Bu aynı zamanda yeni yürürlüğe giren ruh sağlığı eşitliği yasasından bahsetmek için harika bir zaman olurdu ve çoğu sigorta planının artık psikoterapi tedavisini "caydırmayacağını" garanti ederdi. Ancak bu, Begley'in akıl sağlığı söz konusu olduğunda neden bahsettiğini tam olarak anlamadığı ilk sefer olmayacaktı. Psikoloji Bilimi Derneği'nin geliştirmekte oldukları yeni bir eğitim modeli hakkındaki basın açıklamasını (kendi dergilerinden birindeki bir dergi makalesi şeklinde) alan ve bunu psikologlar bilimi neden reddeder? Konusuna eleştirel olmayan bir bakış açısına dönüştüren gazeteci. Bu sözde bilime çok daha eleştirel bir yaklaşımımız oldu.
Ama özellikle rahatsız edici ve ataerkil olan bu paragrafın son satırı. İnsanlar bilmelisin aldıkları tedavinin etkinliğini destekleyecek araştırma verilerine sahip olup olmadığı. Ama o zaman bunu da bilmeli ve bir tür bağlama oturtabilmeliler. Pek çok yaygın tıbbi prosedürün yeni yeni bir kanıt temeli kazanmaya başlaması gerçeği gibi, yine de işe yaradıklarına dair çok az bilimsel kanıtla yapılmaya devam ediyor (ve onlarca yıldır uygulanmaktadır). Genel olarak sağlık hizmetleri geçen yüzyılın neredeyse tamamı için bilimsel bir kanıta dayalı değilken akıl sağlığını neden ateşe verelim?

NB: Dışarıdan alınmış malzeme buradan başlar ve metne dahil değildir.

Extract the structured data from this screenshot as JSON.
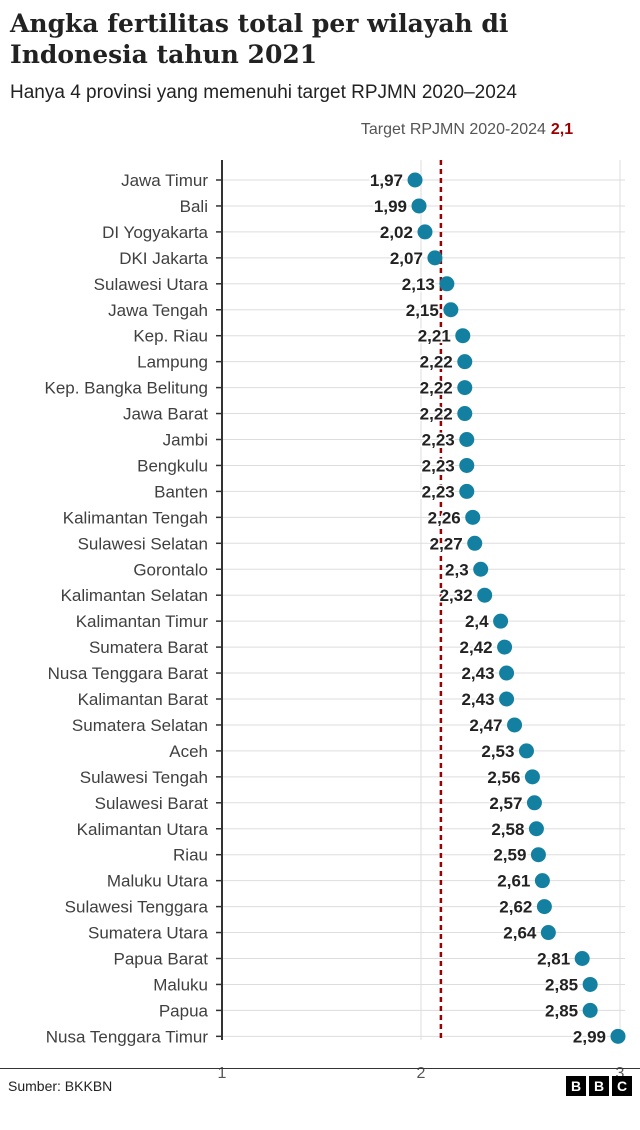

Kirsch'e gelince, antidepresanların yararlarının çoğunun bir plasebo etkisi olduğunu bilmenin önemli olduğu konusunda ısrar ediyor. Plasebolar insanları daha iyi hale getirebilirse, o zaman depresyon, ciddi yan etkileri olan ilaçlar olmadan tedavi edilebilir, maliyetlerden bahsetmeye bile gerek yok. Antidepresanların imparatorun yeni giysilerinin farmasötik bir versiyonu olduğunun daha geniş kabul görmesi, hastaları başka tedavileri denemeye teşvik edebilir. "Gerçeği bilmek daha önemli değil mi?" O sorar. Şimdiye kadarki çalışmalarının etkisine dayanarak, "Pek çok insana değil" şeklinde yanıt vermekten kaçınmak zor.
Gerçeğe dönelim. İnsanlar psikoterapi yerine antidepresanları seçiyor çünkü antidepresanlar - plasebo olsun ya da olmasın - 2 saniye alıyor ve tedavi olarak neredeyse hiç düşünülmemiş. Öte yandan, psikoterapi her hafta programınızdan bir saat alır ve sadece düşünmeyi değil, aynı zamanda aktif, genellikle düşünme ve hissetme şeklinizde yapılması zor değişiklikler gerektirir. Bu zor iş. Bu yüzden çoğu insan, etkinliği ne olursa olsun hapı tercih etmeye devam edecek - daha kolay ve etkilerinden yararlananlar için işe yarıyor.
Elbette, daha fazla insanın psikoterapi denemesinden yanayım. Ama aynı zamanda bir pragmatistim ve birçok insanın psikoterapiyi denediğini ve maalesef onlar için işe yaramadığını biliyorum. Kötü bir terapistten mi, terapi beklentilerinin yanlış anlaşılmasından mı yoksa her neyse. İnsanlar sadece seçenekleri istemiyor, onlara ihtiyaçları var.
O halde evet, antidepresanların neden işe yaradığına dair önemli soruyu çözelim. Ama aynı zamanda insanlara ihtiyaçları olan tedavi seçeneklerini sunmaya devam edelim ve depresyonun üstesinden gelen birine tek bir cevap varmış gibi davranmayalım. Yok.